Preparing your child for surgery and hospitalization

Parenting a child who needs surgery can be confusing and downright scary. Whether it is a planned surgery or an emergency, both you and your child are likely feeling a bit anxious. Here are a few tips to make the day easier for everyone.

  • Educate yourself. Be sure you understand what your child’s problem is and what is going to happen during the surgery. Before the big day, talk to the doctors and nurses to get as much information as you can about the procedure itself, the length of time in the operating room, and what the recovery will be like. Find out at what point you will leave your child into the capable hands of the medical team—can you accompany him into the operating room, or will he leave you in the pre-op area? The more you understand, the better you will be able to answer your child’s questions.
  • Take a tour. If your child is scheduled for elective surgery, call the hospital to see if they offer tours of the surgery department for you and your child. Many hospitals offer a tour of the facilities so you and your child can familiarize yourselves with the setting before the big day.
  • Bring a familiar object. Don’t forget your child’s favorite stuffed animal, blanket, or pacifier on the day of the surgery. A familiar object can help your child feel secure on a day when he faces many unknowns.

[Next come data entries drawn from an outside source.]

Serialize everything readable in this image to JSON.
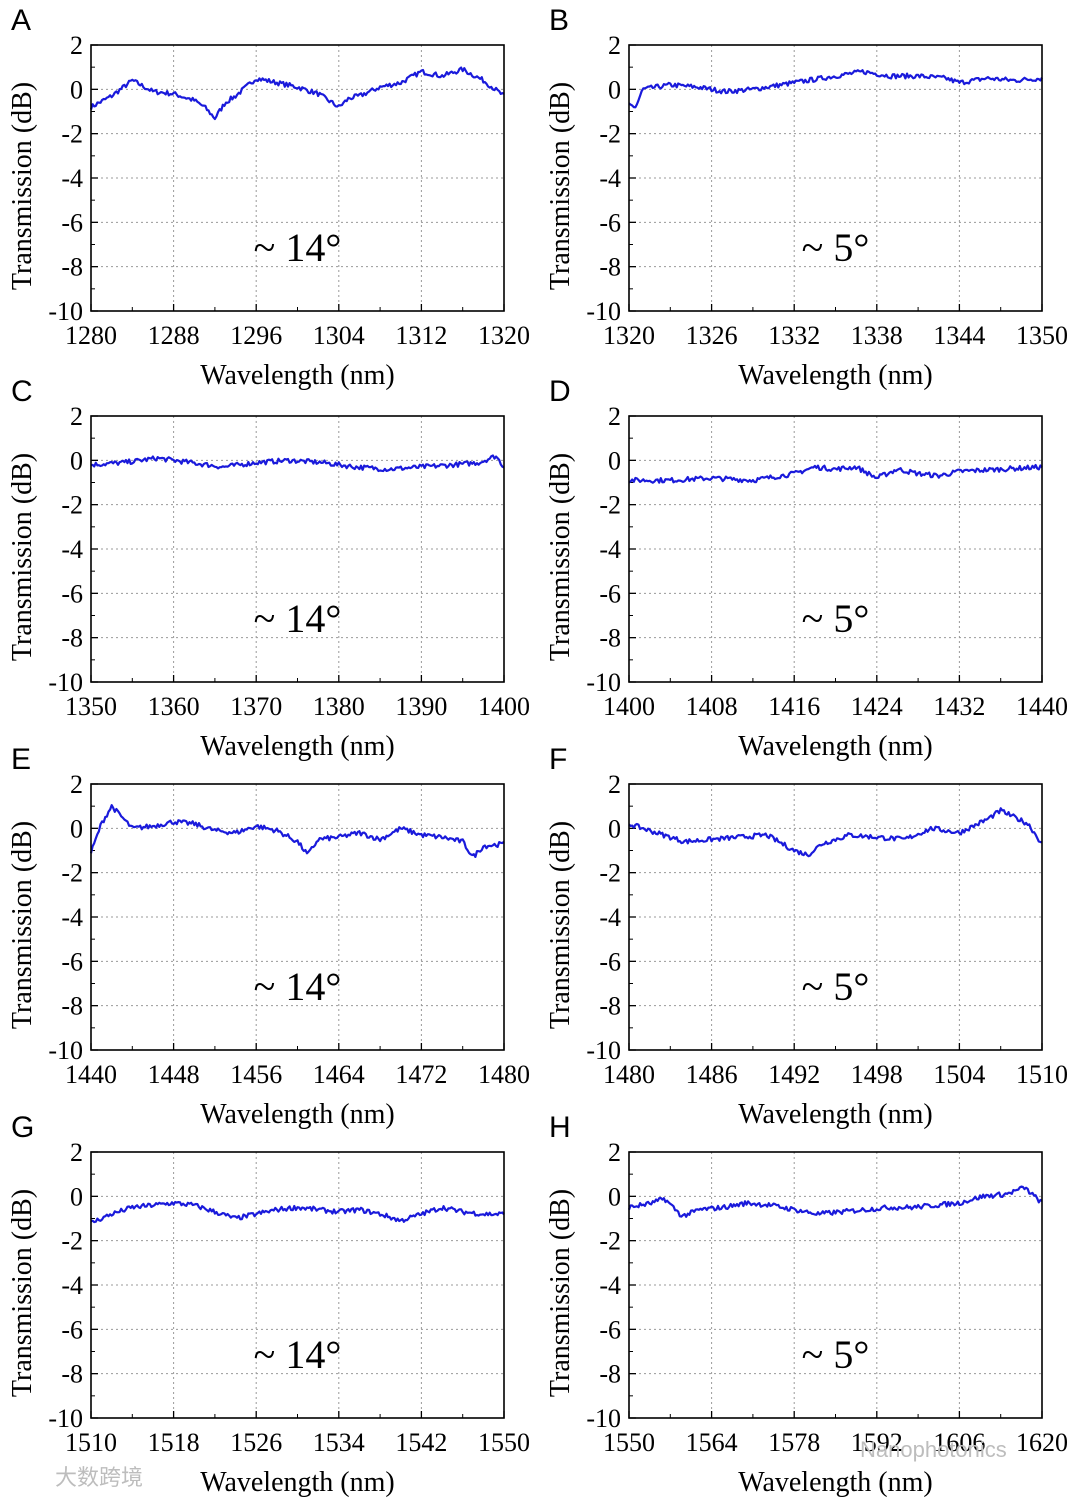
{
  "figure": {
    "watermark_left": "大数跨境",
    "watermark_right": "Nanophotonics"
  },
  "chart_data": [
    {
      "panel": "A",
      "type": "line",
      "annotation": "~ 14°",
      "xlabel": "Wavelength (nm)",
      "ylabel": "Transmission (dB)",
      "xlim": [
        1280,
        1320
      ],
      "ylim": [
        -10,
        2
      ],
      "xticks": [
        1280,
        1288,
        1296,
        1304,
        1312,
        1320
      ],
      "yticks": [
        2,
        0,
        -2,
        -4,
        -6,
        -8,
        -10
      ],
      "series": [
        {
          "name": "transmission",
          "color": "#1a1adb",
          "x": [
            1280,
            1282,
            1284,
            1286,
            1288,
            1290,
            1291,
            1292,
            1293,
            1294,
            1296,
            1298,
            1300,
            1302,
            1304,
            1305,
            1306,
            1308,
            1310,
            1312,
            1314,
            1316,
            1318,
            1320
          ],
          "y": [
            -0.8,
            -0.3,
            0.4,
            -0.1,
            -0.2,
            -0.5,
            -0.8,
            -1.3,
            -0.6,
            -0.3,
            0.5,
            0.3,
            0.1,
            -0.2,
            -0.8,
            -0.4,
            -0.3,
            0.1,
            0.3,
            0.8,
            0.6,
            0.9,
            0.4,
            -0.3
          ]
        }
      ]
    },
    {
      "panel": "B",
      "type": "line",
      "annotation": "~ 5°",
      "xlabel": "Wavelength (nm)",
      "ylabel": "Transmission (dB)",
      "xlim": [
        1320,
        1350
      ],
      "ylim": [
        -10,
        2
      ],
      "xticks": [
        1320,
        1326,
        1332,
        1338,
        1344,
        1350
      ],
      "yticks": [
        2,
        0,
        -2,
        -4,
        -6,
        -8,
        -10
      ],
      "series": [
        {
          "name": "transmission",
          "color": "#1a1adb",
          "x": [
            1320,
            1320.5,
            1321,
            1323,
            1325,
            1327,
            1329,
            1331,
            1333,
            1335,
            1337,
            1339,
            1341,
            1343,
            1344,
            1346,
            1348,
            1350
          ],
          "y": [
            -0.7,
            -0.8,
            0.0,
            0.2,
            0.1,
            -0.1,
            0.0,
            0.2,
            0.4,
            0.6,
            0.8,
            0.6,
            0.6,
            0.5,
            0.3,
            0.5,
            0.4,
            0.5
          ]
        }
      ]
    },
    {
      "panel": "C",
      "type": "line",
      "annotation": "~ 14°",
      "xlabel": "Wavelength (nm)",
      "ylabel": "Transmission (dB)",
      "xlim": [
        1350,
        1400
      ],
      "ylim": [
        -10,
        2
      ],
      "xticks": [
        1350,
        1360,
        1370,
        1380,
        1390,
        1400
      ],
      "yticks": [
        2,
        0,
        -2,
        -4,
        -6,
        -8,
        -10
      ],
      "series": [
        {
          "name": "transmission",
          "color": "#1a1adb",
          "x": [
            1350,
            1354,
            1358,
            1362,
            1366,
            1370,
            1374,
            1378,
            1382,
            1386,
            1390,
            1394,
            1397,
            1399,
            1400
          ],
          "y": [
            -0.2,
            -0.1,
            0.1,
            -0.1,
            -0.3,
            -0.1,
            0.0,
            -0.1,
            -0.3,
            -0.4,
            -0.3,
            -0.2,
            -0.1,
            0.2,
            -0.3
          ]
        }
      ]
    },
    {
      "panel": "D",
      "type": "line",
      "annotation": "~ 5°",
      "xlabel": "Wavelength (nm)",
      "ylabel": "Transmission (dB)",
      "xlim": [
        1400,
        1440
      ],
      "ylim": [
        -10,
        2
      ],
      "xticks": [
        1400,
        1408,
        1416,
        1424,
        1432,
        1440
      ],
      "yticks": [
        2,
        0,
        -2,
        -4,
        -6,
        -8,
        -10
      ],
      "series": [
        {
          "name": "transmission",
          "color": "#1a1adb",
          "x": [
            1400,
            1404,
            1408,
            1412,
            1416,
            1418,
            1420,
            1422,
            1424,
            1426,
            1428,
            1430,
            1432,
            1436,
            1440
          ],
          "y": [
            -0.9,
            -0.9,
            -0.8,
            -0.9,
            -0.6,
            -0.3,
            -0.4,
            -0.3,
            -0.8,
            -0.4,
            -0.6,
            -0.7,
            -0.5,
            -0.4,
            -0.3
          ]
        }
      ]
    },
    {
      "panel": "E",
      "type": "line",
      "annotation": "~ 14°",
      "xlabel": "Wavelength (nm)",
      "ylabel": "Transmission (dB)",
      "xlim": [
        1440,
        1480
      ],
      "ylim": [
        -10,
        2
      ],
      "xticks": [
        1440,
        1448,
        1456,
        1464,
        1472,
        1480
      ],
      "yticks": [
        2,
        0,
        -2,
        -4,
        -6,
        -8,
        -10
      ],
      "series": [
        {
          "name": "transmission",
          "color": "#1a1adb",
          "x": [
            1440,
            1441,
            1442,
            1443,
            1444,
            1446,
            1448,
            1450,
            1452,
            1454,
            1456,
            1458,
            1460,
            1461,
            1462,
            1464,
            1466,
            1468,
            1470,
            1472,
            1474,
            1476,
            1477,
            1478,
            1480
          ],
          "y": [
            -1.1,
            0.2,
            1.0,
            0.5,
            0.0,
            0.1,
            0.3,
            0.2,
            -0.1,
            -0.2,
            0.1,
            -0.1,
            -0.6,
            -1.2,
            -0.5,
            -0.4,
            -0.2,
            -0.5,
            0.0,
            -0.3,
            -0.4,
            -0.6,
            -1.3,
            -0.8,
            -0.7
          ]
        }
      ]
    },
    {
      "panel": "F",
      "type": "line",
      "annotation": "~ 5°",
      "xlabel": "Wavelength (nm)",
      "ylabel": "Transmission (dB)",
      "xlim": [
        1480,
        1510
      ],
      "ylim": [
        -10,
        2
      ],
      "xticks": [
        1480,
        1486,
        1492,
        1498,
        1504,
        1510
      ],
      "yticks": [
        2,
        0,
        -2,
        -4,
        -6,
        -8,
        -10
      ],
      "series": [
        {
          "name": "transmission",
          "color": "#1a1adb",
          "x": [
            1480,
            1482,
            1484,
            1486,
            1488,
            1490,
            1492,
            1493,
            1494,
            1496,
            1498,
            1500,
            1502,
            1504,
            1506,
            1507,
            1508,
            1509,
            1510
          ],
          "y": [
            0.2,
            -0.2,
            -0.6,
            -0.5,
            -0.4,
            -0.3,
            -1.0,
            -1.2,
            -0.7,
            -0.3,
            -0.4,
            -0.5,
            0.0,
            -0.2,
            0.4,
            0.8,
            0.5,
            0.2,
            -0.7
          ]
        }
      ]
    },
    {
      "panel": "G",
      "type": "line",
      "annotation": "~ 14°",
      "xlabel": "Wavelength (nm)",
      "ylabel": "Transmission (dB)",
      "xlim": [
        1510,
        1550
      ],
      "ylim": [
        -10,
        2
      ],
      "xticks": [
        1510,
        1518,
        1526,
        1534,
        1542,
        1550
      ],
      "yticks": [
        2,
        0,
        -2,
        -4,
        -6,
        -8,
        -10
      ],
      "series": [
        {
          "name": "transmission",
          "color": "#1a1adb",
          "x": [
            1510,
            1512,
            1514,
            1516,
            1518,
            1520,
            1522,
            1524,
            1526,
            1528,
            1530,
            1532,
            1534,
            1536,
            1538,
            1540,
            1542,
            1544,
            1546,
            1548,
            1550
          ],
          "y": [
            -1.2,
            -0.8,
            -0.5,
            -0.4,
            -0.3,
            -0.4,
            -0.7,
            -1.0,
            -0.8,
            -0.6,
            -0.5,
            -0.6,
            -0.7,
            -0.6,
            -0.8,
            -1.1,
            -0.8,
            -0.5,
            -0.7,
            -0.8,
            -0.8
          ]
        }
      ]
    },
    {
      "panel": "H",
      "type": "line",
      "annotation": "~ 5°",
      "xlabel": "Wavelength (nm)",
      "ylabel": "Transmission (dB)",
      "xlim": [
        1550,
        1620
      ],
      "ylim": [
        -10,
        2
      ],
      "xticks": [
        1550,
        1564,
        1578,
        1592,
        1606,
        1620
      ],
      "yticks": [
        2,
        0,
        -2,
        -4,
        -6,
        -8,
        -10
      ],
      "series": [
        {
          "name": "transmission",
          "color": "#1a1adb",
          "x": [
            1550,
            1554,
            1556,
            1559,
            1562,
            1566,
            1570,
            1574,
            1578,
            1582,
            1586,
            1590,
            1594,
            1598,
            1602,
            1606,
            1610,
            1614,
            1617,
            1620
          ],
          "y": [
            -0.5,
            -0.3,
            -0.1,
            -0.9,
            -0.6,
            -0.5,
            -0.3,
            -0.4,
            -0.6,
            -0.8,
            -0.7,
            -0.6,
            -0.5,
            -0.5,
            -0.4,
            -0.3,
            0.0,
            0.1,
            0.4,
            -0.3
          ]
        }
      ]
    }
  ]
}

Many parents find they are at a loss for words when it comes to explaining the surgery. They don’t know how much to say or what words to use. When talking to your child before the big day, here are a few tips to make things a little easier:

  • Remain calm. Remember, your child looks to you to set the tone for the day. If you appear scared, your child will surely pick up on your feelings and body language. Instead, appear confident on the outside when talking to your child, even if you are frightened.
  • Focus on the benefits of the surgery. Whether it be a ruptured appendix or a broken arm, your child will feel better after the broken body part is fixed. By telling your child that their body will be all better soon, you keep them focused on the positive.
  • Be honest. You may not have all the answers, and that is okay. Give simple but truthful answers to your child’s questions, and let the doctors and nurses tackle the questions you don’t know the answers to.
  • Ask for backup. Most children’s hospitals have a Child Life team, a trained group of workers skilled at relating to children with medical needs. They will often bring dolls and medical equipment to explain the surgery in simple terms and show the child exactly what is going to happen to them. They will also use age-appropriate words when describing the surgery. Children may not understand words such as “anesthesia” or “sedation,” but they Child Life staff can explain it in a way they understand.